2. Fastensonntag - Graduale: Tribulationes

Dominica II In Quadragesima


Kurze Einführung in die Thematik des 2. Fastensonntags
Flehend schauen wir nach den Erbarmungen Gottes aus (introitus). Wir scharen uns um den Altar, auf dem wir in der Feier der hl. Messe den verklärten Herrn vor uns haben (der Altar = der Berg Tabor – Evangelium). Wir sind bereit, die Wege der Sünde zu verlassen (Epistel) und den Weg der gebote zu wandeln (Offertorium). In der hl. Kommunion wird unsere Seele selbst ein Tabor und erhält Anrecht auf die ewige Verklärung.
(Quelle: Schott)


Graduale (Ps. 24, 17-18)
Die Ängste meines Herzens haben sich gemehrt;
aus meinen Nöten rette mich, o Herr.
Vers:
Sieh an mein Elend und mein Leid;
vergib mir all meine Sünden.
(Quelle: Schott)



Das Graduale knüpft unmittelbar an das in der Epistel behandelte Thema an. Der Sünder bitte, fleht um den rechten Weg und um die Hilfe Gottes. Schon im darauffolgenden Gesang, dem Tractus, geht diese Bitte dann über in das Lob Gottes, dessen Hilfe der Gläubige gewiss ist und führt so nahtlos zur Verklärung des Herrn im Evangelium. Eine großartige, fein abgestimmte, thematische Komposition.

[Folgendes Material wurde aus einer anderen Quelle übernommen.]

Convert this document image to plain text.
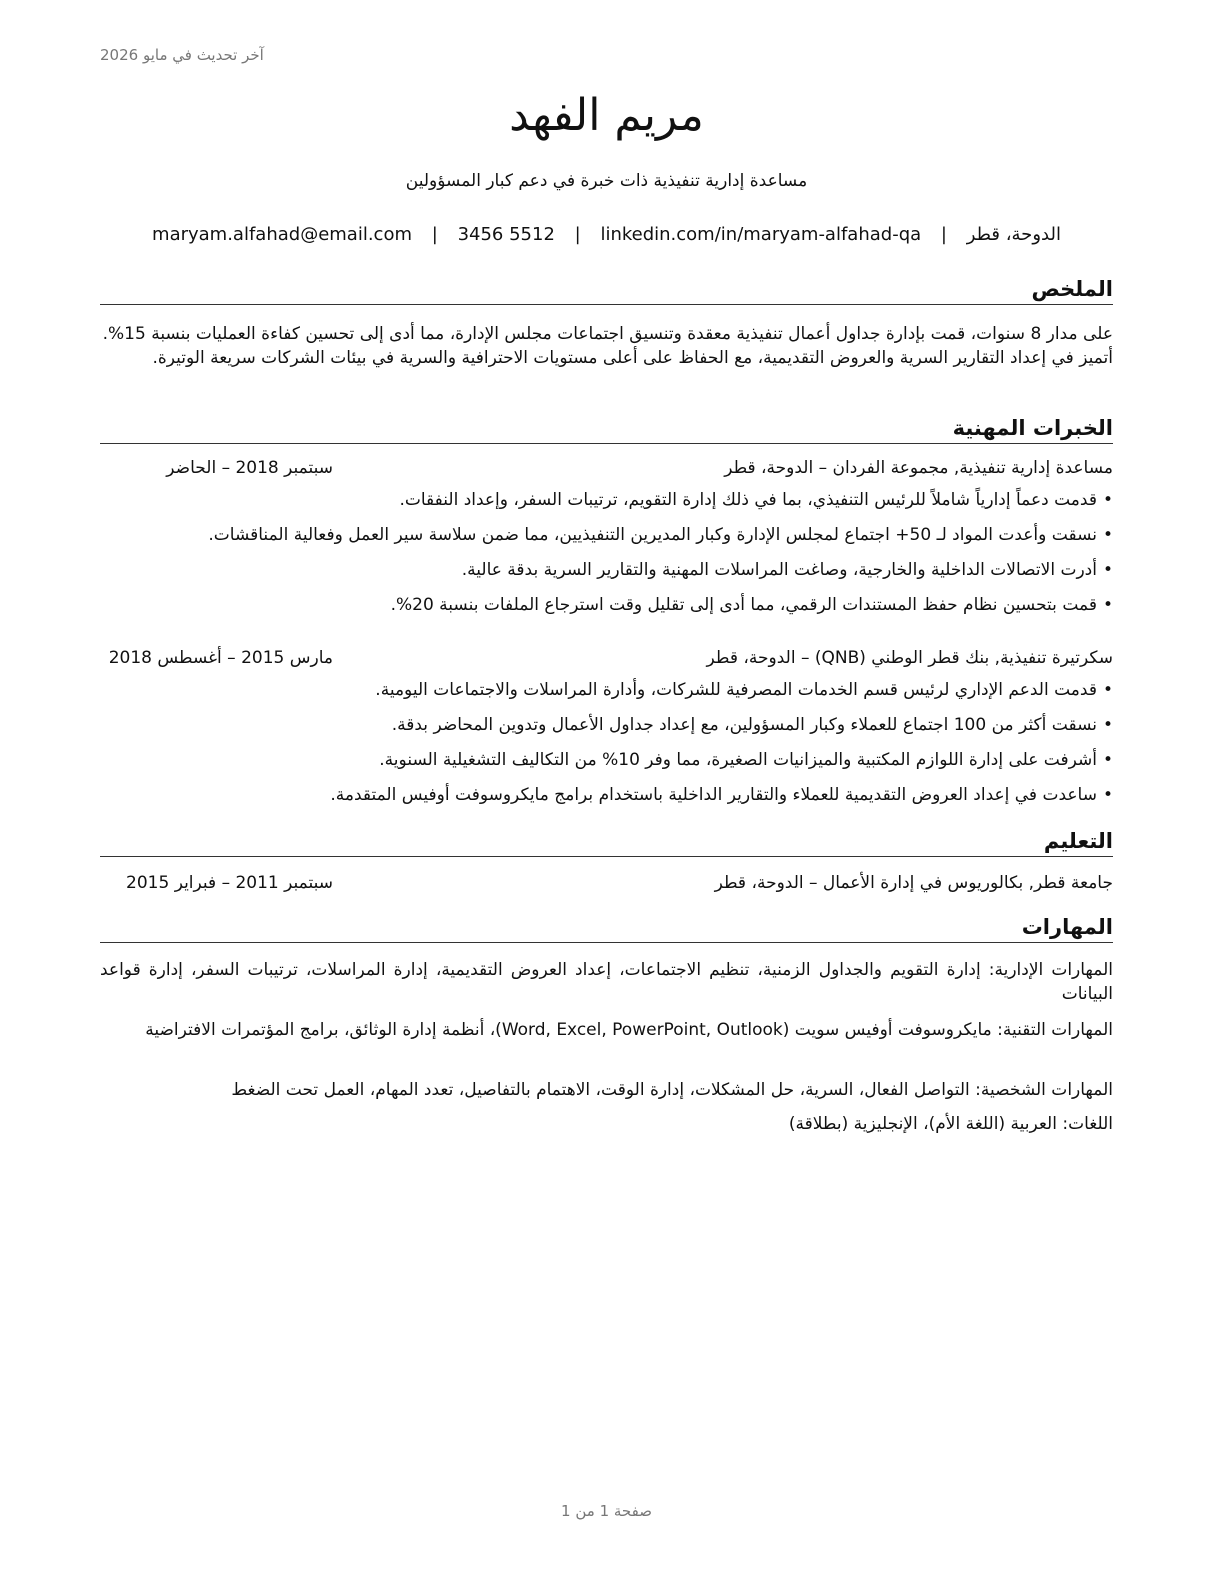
آخر تحديث في مايو 2026
مريم الفهد
مساعدة إدارية تنفيذية ذات خبرة في دعم كبار المسؤولين
الدوحة، قطر | maryam.alfahad@email.com | 3456 5512 | linkedin.com/in/maryam-alfahad-qa
الملخص

على مدار 8 سنوات، قمت بإدارة جداول أعمال تنفيذية معقدة وتنسيق اجتماعات مجلس الإدارة، مما أدى إلى تحسين كفاءة العمليات بنسبة 15%. أتميز في إعداد التقارير السرية والعروض التقديمية، مع الحفاظ على أعلى مستويات الاحترافية والسرية في بيئات الشركات سريعة الوتيرة.

الخبرات المهنية
مساعدة إدارية تنفيذية, مجموعة الفردان – الدوحة، قطر
سبتمبر 2018 – الحاضر
•قدمت دعماً إدارياً شاملاً للرئيس التنفيذي، بما في ذلك إدارة التقويم، ترتيبات السفر، وإعداد النفقات.
•نسقت وأعدت المواد لـ 50+ اجتماع لمجلس الإدارة وكبار المديرين التنفيذيين، مما ضمن سلاسة سير العمل وفعالية المناقشات.
•أدرت الاتصالات الداخلية والخارجية، وصاغت المراسلات المهنية والتقارير السرية بدقة عالية.
•قمت بتحسين نظام حفظ المستندات الرقمي، مما أدى إلى تقليل وقت استرجاع الملفات بنسبة 20%.
سكرتيرة تنفيذية, بنك قطر الوطني (QNB) – الدوحة، قطر
مارس 2015 – أغسطس 2018
•قدمت الدعم الإداري لرئيس قسم الخدمات المصرفية للشركات، وأدارة المراسلات والاجتماعات اليومية.
•نسقت أكثر من 100 اجتماع للعملاء وكبار المسؤولين، مع إعداد جداول الأعمال وتدوين المحاضر بدقة.
•أشرفت على إدارة اللوازم المكتبية والميزانيات الصغيرة، مما وفر 10% من التكاليف التشغيلية السنوية.
•ساعدت في إعداد العروض التقديمية للعملاء والتقارير الداخلية باستخدام برامج مايكروسوفت أوفيس المتقدمة.
التعليم
جامعة قطر, بكالوريوس في إدارة الأعمال – الدوحة، قطر
سبتمبر 2011 – فبراير 2015
المهارات

المهارات الإدارية: إدارة التقويم والجداول الزمنية، تنظيم الاجتماعات، إعداد العروض التقديمية، إدارة المراسلات، ترتيبات السفر، إدارة قواعد البيانات

المهارات التقنية: مايكروسوفت أوفيس سويت (Word, Excel, PowerPoint, Outlook)، أنظمة إدارة الوثائق، برامج المؤتمرات الافتراضية

المهارات الشخصية: التواصل الفعال، السرية، حل المشكلات، إدارة الوقت، الاهتمام بالتفاصيل، تعدد المهام، العمل تحت الضغط

اللغات: العربية (اللغة الأم)، الإنجليزية (بطلاقة)

صفحة 1 من 1
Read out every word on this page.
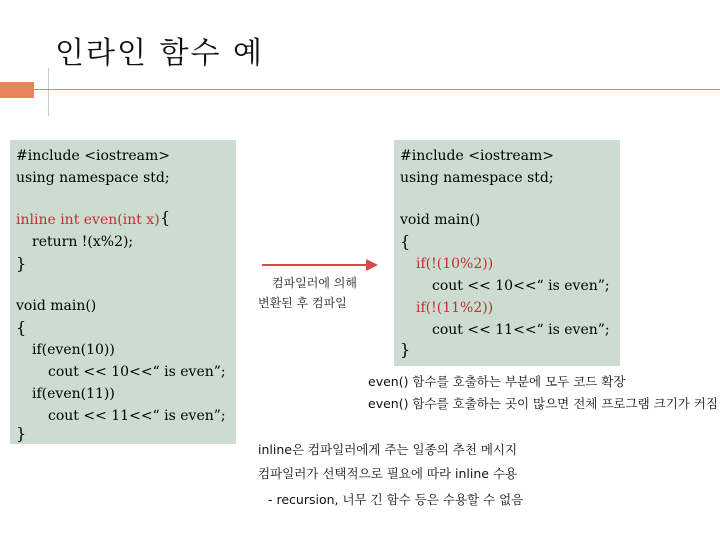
인라인 함수 예
#include <iostream>
using namespace std;
inline int even(int x) {
return !(x%2);
}
void main()
{
if(even(10))
cout << 10<<“ is even”;
if(even(11))
cout << 11<<“ is even”;
}
컴파일러에 의해
변환된 후 컴파일
#include <iostream>
using namespace std;
void main()
{
if(!(10%2))
cout << 10<<“ is even”;
if(!(11%2))
cout << 11<<“ is even”;
}
even() 함수를 호출하는 부분에 모두 코드 확장
even() 함수를 호출하는 곳이 많으면 전체 프로그램 크기가 커짐
inline은 컴파일러에게 주는 일종의 추천 메시지
컴파일러가 선택적으로 필요에 따라 inline 수용
- recursion, 너무 긴 함수 등은 수용할 수 없음
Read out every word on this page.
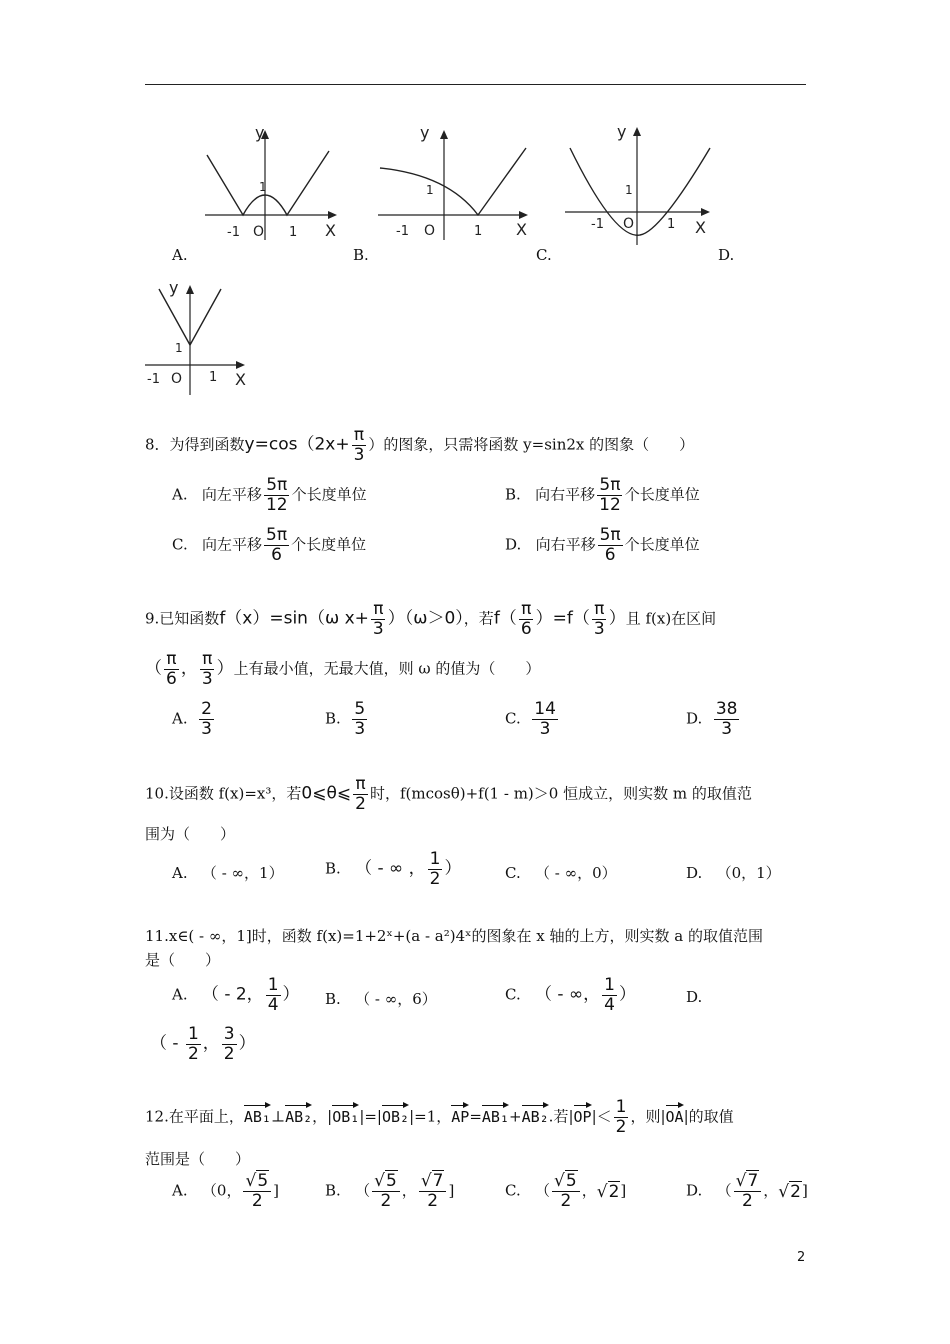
y
1
-1 O 1 X
A.
y
1
-1 O	1 X
B.
y
1
-1 O	1 X
C.	D.
y
1
-1 O 1 X
8．为得到函数$y=\cos(2x+ \frac{\pi}{3}$ ）的图象，只需将函数 y=sin2x 的图象（　　）
A. 向左平移 $\frac{5\pi}{12}$ 个长度单位	B. 向右平移 $\frac{5\pi}{12}$ 个长度单位
C. 向左平移 $\frac{5\pi}{6}$ 个长度单位	D. 向右平移 $\frac{5\pi}{6}$ 个长度单位
9.已知函数f（x）=sin（ω $x+ \frac{\pi}{3} )(\omega>0)$，若$f( \frac{\pi}{6} )=f( \frac{\pi}{3}$ ）且 f(x)在区间
（ $\frac{\pi}{6}$ ， $\frac{\pi}{3}$ ）上有最小值，无最大值，则 ω 的值为（　　）
A. $\frac{2}{3}$	B. $\frac{5}{3}$	C. $\frac{14}{3}$	D. $\frac{38}{3}$
10.设函数 f(x)=x³，若0⩽θ⩽ $\frac{\pi}{2}$ 时，f(mcosθ)+f(1 - m)＞0 恒成立，则实数 m 的取值范
围为（　　）
A. （ - ∞，1）	B. （ - ∞ ， $\frac{1}{2}$ ）	C. （ - ∞，0）	D. （0，1）
11.x∈( - ∞，1]时，函数 f(x)=1+2ˣ+(a - a²)4ˣ的图象在 x 轴的上方，则实数 a 的取值范围
是（　　）
A. （ - 2， $\frac{1}{4}$ ） B. （ - ∞，6）	C. （ - ∞， $\frac{1}{4}$ ）	D.
（ - $\frac{1}{2}$ ， $\frac{3}{2}$ ）
12.在平面上，AB₁⊥AB₂，|OB₁|=|OB₂|=1，AP=AB₁+AB₂.若$|OP|< \frac{1}{2}$ ，则|OA|的取值
范围是（　　）
A. （0， $\frac{√5}{2}$ ]	B. （ $\frac{√5}{2}$ ， $\frac{√7}{2}$ ]	C. （ $\frac{√5}{2}$ ，√2]	D. （ $\frac{√7}{2}$ ，√2]
2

Der Gesang beginnt quasi mit einer Art Bestandsaufnahme.
Entsprechend nüchtern wird dieser Beginn intoniert. Die Melodie bewegt sich in ebenso nüchtern zwischen Grund- und Tenorton.
Ein flehentlicher Tonfall stellt sich ein mit der ersten Bitte “de necessitatibus meis eripe me” (aus meinen Nöten rette mich). Die Binnenschlüsse enden unbestimmt auf der 3. Stufe (rot eingekreist). Wie das Wissen um die Dinge zu Anfang der Bitte gewichen ist, so wandeln sich die authentischen Schlussformeln in offenstehende unbestimmte Wendungen.

Erst der um Hilfe angeflehte Herr (Domine) führt wieder zu einem melodischen Ende auf dem Grundton und wird bis dahin mit reichen Melismen besungen. Die Dreiklangsthematik ist sehr charakteristisch und taucht an spätere Stelle im Vers wieder auf.

Der Vers zeigt ein ähnliches musikalisches Grundmuster. Die ersten beiden größeren Abschnittte – Sieh an mein Elend und mein Leid enden auf der 3. Stufe, während der weitere Text – vergib mir all meine Sünden – im Vertrauen auf das Erbarmen Gottes authentisch auf dem Tenorton, bzw auf dem Grundton enden.
Das “Vide me humilitatem meam” knüpft musikalisch zunächst die Brücke zum Beginn. Es wirkt auf mich wie eine melodisch verlängerte Form des ersten Wortes “Tribulationes”


Das “et laborem meum” übersetztman möglicherweise besser mit “und meine Mühen”. Betrachtet man die mehrmals wiederkehrende große absteigenden Dreiklangsmelodik, die der Komponist hier verwendet, komme ich zum Schluss, dass hier auch das tätige Be-mühen des Beters verdeutlicht werden soll. In der Tat verlangt diese Passage auch sängerisch einiges an Kraft. Es ist keine leichte dahinschwebende Melodik, sondern ein die Worte ausmalende.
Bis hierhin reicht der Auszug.